«Eсли постмодернизм — это Виктор Ерофеев и Владимир Сорокин, тогда это даже не тупик, а зловонная яма»
Интервью с Алексеем Варламовым

Новый журнал
Вып. 217, 1999
Досье: Алексей Варламов
        Прошло более десяти лет с тех пор, как вы опубликовали свой первый рассказ. Изменилась ли за это время ситуация в литературе? Как вы видите расстановку тенденций в современной прозе, ее структуру?
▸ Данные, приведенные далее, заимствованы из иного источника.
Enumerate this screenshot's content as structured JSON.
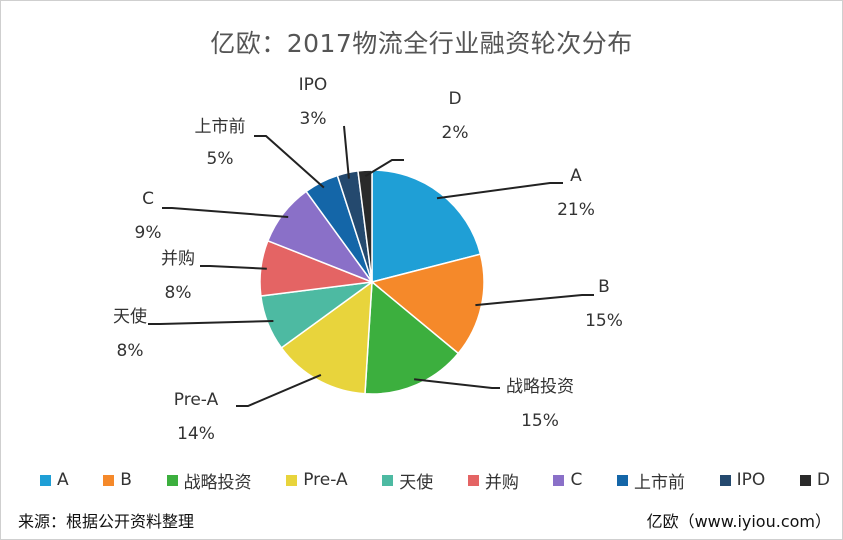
{
  "chart_data": {
    "type": "pie",
    "title": "亿欧：2017物流全行业融资轮次分布",
    "legend_position": "bottom",
    "slices": [
      {
        "label": "A",
        "value": 21,
        "display": "21%",
        "color": "#1f9fd6"
      },
      {
        "label": "B",
        "value": 15,
        "display": "15%",
        "color": "#f5892a"
      },
      {
        "label": "战略投资",
        "value": 15,
        "display": "15%",
        "color": "#3caf3e"
      },
      {
        "label": "Pre-A",
        "value": 14,
        "display": "14%",
        "color": "#e8d43c"
      },
      {
        "label": "天使",
        "value": 8,
        "display": "8%",
        "color": "#4dbaa2"
      },
      {
        "label": "并购",
        "value": 8,
        "display": "8%",
        "color": "#e46464"
      },
      {
        "label": "C",
        "value": 9,
        "display": "9%",
        "color": "#8a70c8"
      },
      {
        "label": "上市前",
        "value": 5,
        "display": "5%",
        "color": "#1466a8"
      },
      {
        "label": "IPO",
        "value": 3,
        "display": "3%",
        "color": "#24496e"
      },
      {
        "label": "D",
        "value": 2,
        "display": "2%",
        "color": "#2a2a2a"
      }
    ]
  },
  "footer": {
    "source": "来源：根据公开资料整理",
    "credit": "亿欧（www.iyiou.com）"
  }
}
        — Я входил в литературу в очень странное время, в реальность которого теперь даже трудно поверить. Это был самый пик гласности, тиражи журналов достигали нескольких миллионов, но при этом читали в основном так называемую «возвращенную» литературу — Пастернака, Платонова, Булгакова, Солженицына, литературу эмигрантскую или то, что лежало в столе у советских писателей до лучших времен. Начинающим авторам в ту пору места в журналах отводилось мало, и напечататься было крайне трудно. Эта параллельная, несовременная литература задавила собой литературу современную. Я говорю безо всякой обиды — то было неизбежно, и слава Богу, что мы могли прочесть замечательные книги. Но на фоне того, что возвращалось, многие дебюты проходили незамеченными.
        Потом ситуация изменилась — все лучшее из запасников достали (хотя я уверен, что сюрпризов будет еще немало), опять стали печатать современных авторов, только вот читателей сильно поубавилось. Я думаю, что именно с той поры и завелся в нашей литературе обычай привлекать к себе внимание всеми доступными средствами — лишь бы тебя услышали. Отсюда всякого рода литературные скандалы, склоки и перформансы. Сегодня число подписчиков журналов не превышает десяти-пятнадцати тысяч, из которых не знаю, какой процент живых читателей, а не библиотек, в том числе библиотек западных университетов.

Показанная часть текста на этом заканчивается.